Para acostumbrar a los aguiluchos a volar por las más altas regiones, el
águila les presenta la comida a mayor altura que aquella en que ellos se
encuentran, y elevándose siempre, a medida que ellos se acercan, les
obliga insensiblemente a remontar su vuelo hasta los altos.
Así también Jesús, águila divina, viene a nosotros trayéndonos el
alimento que necesitamos, y luego se sube y nos invita a seguirle.
Nos colma de dulzura para hacernos desear la felicidad del cielo; nos
familiariza con el pensamiento de la gloria.
¿No notáis que cuando poseéis a Jesús en vuestro corazón deseáis el
cielo y despreciáis todo lo demás? Quisierais morir en aquella hora para
uniros enteramente con Dios. El que no comulga sino raras veces no
puede desear a Dios tan vivamente y teme la muerte. Este pensamiento,
en el fondo, no es malo; pero si tuvieseis la certeza de ir derechamente al
cielo, ¡ah, entonces no querríais permanecer un cuarto de hora más sobre
la tierra!
En un cuarto de hora podréis en el cielo amarle y glorificarle más que
durante la vida más larga aquí en la tierra.
La Comunión, como veis, nos prepara para el cielo. ¡Qué gracia tan
grande la de morir después de haber recibido el viático!
Bien sé que la contrición perfecta nos justifica y nos da derecho al cielo;
pero ¡cuánto mejor no debe ser partir en compañía de Jesús y ser juzgado
por su amor, unido todavía, por decirlo así, a su sacramento de amor! Por
eso la Iglesia quiere que sus ministros administren el santo viático, aun en
el último momento, a los que están bien dispuestos, por más que hayan
perdido el uso de sus sentidos; ¡tal es el deseo de tan buena Madre, que
quiere que sus hijos vayan bien aprovisionados para este terrible viaje!

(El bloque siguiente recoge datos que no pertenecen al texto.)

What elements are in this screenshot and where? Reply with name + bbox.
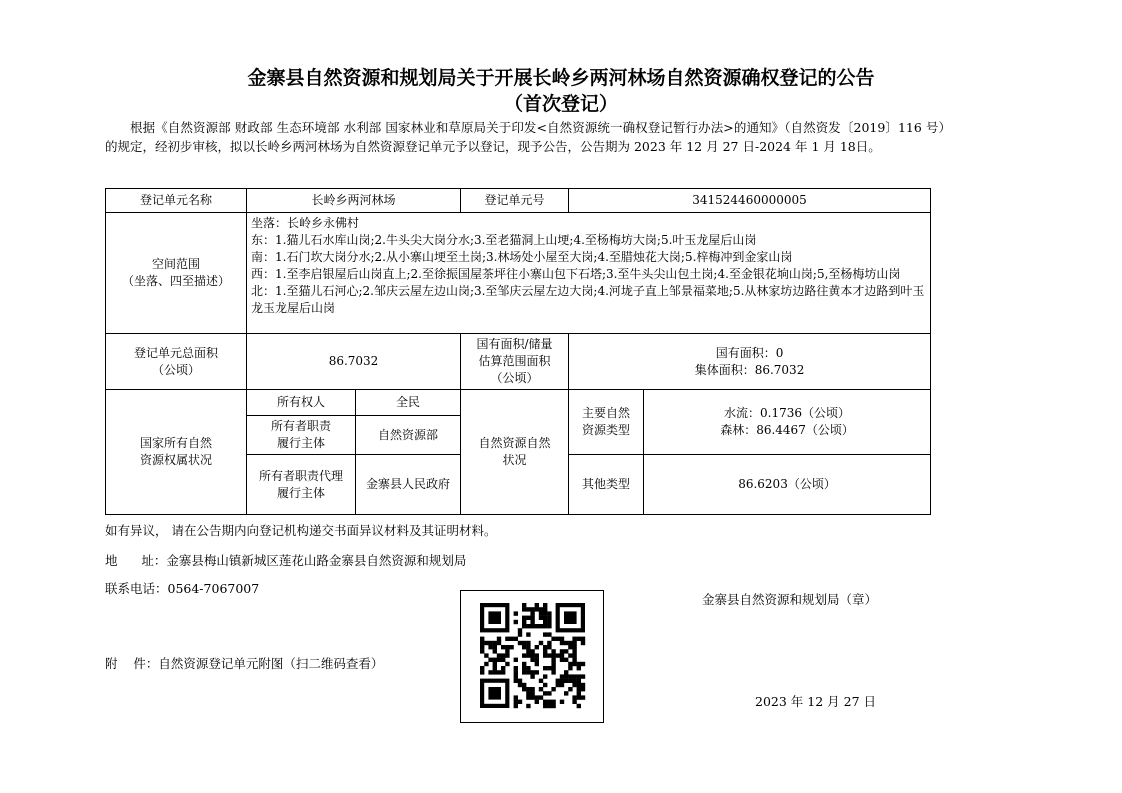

Pidamos a menudo la gracia de recibir el santo viático antes de morir:
ésta será la prenda de nuestra eterna felicidad. San Juan Crisóstomo
asegura en el libro del Sacerdocio que los ángeles esperan las almas de los
que acaban de comulgar, una vez que han abandonado el cuerpo, y, por
razón de este divino Sacramento, la rodean y acompañan, como si fueran
sus satélites, hasta el trono de Dios.